Mobile QR Code
Title HASC: Heterogeneity-aware Scheduling and Communication for Large Language Model Inference
Authors (Hong Huize) ; 한태희(Tae Hee Han)
Page pp.40-48
ISSN 2287-5026
Keywords LLM inference; Heterogeneity-aware scheduling; Topology-aware communication; Memory-aware batching; Distributed systems
Abstract Distributed Large Language Model (LLM) inference increasingly faces hardware heterogeneity, where compute, memory, and network resources vary across devices.
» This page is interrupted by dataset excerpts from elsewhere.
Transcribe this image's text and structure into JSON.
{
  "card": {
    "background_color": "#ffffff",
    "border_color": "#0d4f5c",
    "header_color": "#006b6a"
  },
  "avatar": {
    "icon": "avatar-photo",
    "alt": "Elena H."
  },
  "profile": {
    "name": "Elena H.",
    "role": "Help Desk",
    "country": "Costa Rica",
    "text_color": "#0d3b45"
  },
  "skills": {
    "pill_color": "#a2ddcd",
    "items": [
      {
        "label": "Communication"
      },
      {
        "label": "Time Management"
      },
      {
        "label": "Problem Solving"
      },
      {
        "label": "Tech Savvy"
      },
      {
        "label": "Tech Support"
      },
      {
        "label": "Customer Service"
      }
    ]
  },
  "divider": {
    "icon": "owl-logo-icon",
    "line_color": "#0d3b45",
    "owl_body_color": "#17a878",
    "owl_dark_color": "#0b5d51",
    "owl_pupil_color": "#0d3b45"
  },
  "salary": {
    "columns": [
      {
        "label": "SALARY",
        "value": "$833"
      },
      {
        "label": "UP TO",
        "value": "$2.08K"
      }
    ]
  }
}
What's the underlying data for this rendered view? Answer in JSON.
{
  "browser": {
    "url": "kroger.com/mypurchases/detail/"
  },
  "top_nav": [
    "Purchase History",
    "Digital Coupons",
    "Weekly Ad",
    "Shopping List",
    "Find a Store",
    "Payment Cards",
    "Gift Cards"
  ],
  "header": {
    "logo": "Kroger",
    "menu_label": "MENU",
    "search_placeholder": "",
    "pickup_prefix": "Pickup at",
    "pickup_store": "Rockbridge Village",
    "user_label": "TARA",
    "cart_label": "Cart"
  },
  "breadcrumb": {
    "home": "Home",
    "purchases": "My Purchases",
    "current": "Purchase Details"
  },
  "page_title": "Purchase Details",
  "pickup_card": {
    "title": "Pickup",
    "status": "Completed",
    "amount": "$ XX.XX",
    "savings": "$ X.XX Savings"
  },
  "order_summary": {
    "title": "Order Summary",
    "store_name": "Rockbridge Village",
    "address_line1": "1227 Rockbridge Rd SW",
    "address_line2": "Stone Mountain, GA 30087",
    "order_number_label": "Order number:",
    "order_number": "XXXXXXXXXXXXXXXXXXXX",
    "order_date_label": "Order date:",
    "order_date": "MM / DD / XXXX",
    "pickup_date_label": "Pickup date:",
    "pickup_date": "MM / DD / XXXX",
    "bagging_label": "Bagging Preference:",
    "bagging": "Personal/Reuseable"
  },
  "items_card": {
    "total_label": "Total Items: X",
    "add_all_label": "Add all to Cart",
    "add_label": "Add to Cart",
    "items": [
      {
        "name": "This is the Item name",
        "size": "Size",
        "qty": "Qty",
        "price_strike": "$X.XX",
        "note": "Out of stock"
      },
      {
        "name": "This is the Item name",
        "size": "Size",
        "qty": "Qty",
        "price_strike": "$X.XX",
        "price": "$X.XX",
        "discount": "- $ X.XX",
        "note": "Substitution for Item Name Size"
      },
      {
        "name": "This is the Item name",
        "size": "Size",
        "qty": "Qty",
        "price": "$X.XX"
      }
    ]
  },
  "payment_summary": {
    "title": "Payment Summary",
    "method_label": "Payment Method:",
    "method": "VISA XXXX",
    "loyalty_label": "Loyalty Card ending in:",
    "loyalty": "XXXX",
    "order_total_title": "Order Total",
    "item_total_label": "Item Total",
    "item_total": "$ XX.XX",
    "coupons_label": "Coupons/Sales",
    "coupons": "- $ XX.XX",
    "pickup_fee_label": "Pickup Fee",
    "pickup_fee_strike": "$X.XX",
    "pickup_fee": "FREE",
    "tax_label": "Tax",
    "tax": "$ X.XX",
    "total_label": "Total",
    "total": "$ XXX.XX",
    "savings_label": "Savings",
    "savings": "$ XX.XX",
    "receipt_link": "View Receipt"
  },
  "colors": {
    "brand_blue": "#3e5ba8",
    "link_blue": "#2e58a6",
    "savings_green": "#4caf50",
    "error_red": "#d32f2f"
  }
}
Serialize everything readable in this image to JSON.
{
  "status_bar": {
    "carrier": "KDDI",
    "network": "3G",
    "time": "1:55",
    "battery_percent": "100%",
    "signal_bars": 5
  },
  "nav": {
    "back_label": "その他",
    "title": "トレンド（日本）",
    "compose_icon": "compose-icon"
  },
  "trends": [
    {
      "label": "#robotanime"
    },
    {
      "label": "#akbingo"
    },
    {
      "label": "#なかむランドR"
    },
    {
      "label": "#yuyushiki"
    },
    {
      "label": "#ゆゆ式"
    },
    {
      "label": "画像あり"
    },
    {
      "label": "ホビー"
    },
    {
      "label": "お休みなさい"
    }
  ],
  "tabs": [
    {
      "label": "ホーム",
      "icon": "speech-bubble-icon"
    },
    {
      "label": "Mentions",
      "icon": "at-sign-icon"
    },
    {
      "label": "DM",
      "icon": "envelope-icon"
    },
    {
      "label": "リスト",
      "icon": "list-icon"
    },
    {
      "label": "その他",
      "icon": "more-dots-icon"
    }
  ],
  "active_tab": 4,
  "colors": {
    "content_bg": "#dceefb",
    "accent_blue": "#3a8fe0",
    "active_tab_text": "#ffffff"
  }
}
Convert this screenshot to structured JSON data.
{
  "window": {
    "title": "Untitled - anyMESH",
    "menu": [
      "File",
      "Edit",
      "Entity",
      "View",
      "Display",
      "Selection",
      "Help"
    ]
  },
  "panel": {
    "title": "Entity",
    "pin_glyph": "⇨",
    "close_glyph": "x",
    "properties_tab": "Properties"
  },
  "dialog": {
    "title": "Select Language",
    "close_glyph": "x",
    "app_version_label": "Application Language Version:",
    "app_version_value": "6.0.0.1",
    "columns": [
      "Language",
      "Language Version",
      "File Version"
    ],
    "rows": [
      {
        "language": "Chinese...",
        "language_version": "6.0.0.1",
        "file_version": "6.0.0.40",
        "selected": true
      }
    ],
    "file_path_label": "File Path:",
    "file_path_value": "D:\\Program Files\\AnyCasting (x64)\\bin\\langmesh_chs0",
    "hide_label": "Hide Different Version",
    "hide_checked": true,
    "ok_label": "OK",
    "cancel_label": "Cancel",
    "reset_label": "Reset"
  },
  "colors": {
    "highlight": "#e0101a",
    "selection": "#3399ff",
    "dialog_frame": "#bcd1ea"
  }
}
Existing systems typically enforce uniform execution policies that treat all devices as homogeneous, which causes coordination failures when heterogeneous resources interact at step-level synchronization barriers. We show that the resulting performance degradation stems not from a single bottleneck, but from the combined impact of compute imbalance, memory asymmetry, and topology-oblivious communication. This paper presents HASC (Heterogeneity-Aware Scheduling and Communication), a unified runtime framework designed to resolve these resource misalignments by jointly optimizing across all three dimensions. HASC employs online profiling to capture runtime hardware characteristics and dynamically adapts workload scheduling and collective communication to the detected heterogeneity. Evaluated on a heterogeneous multi-GPU cluster, HASC reduces per-token latency by up to 60.7% compared to the DeepSpeed Inference baseline, showing cross-dimension coordination benefits LLM serving on non-uniform hardware.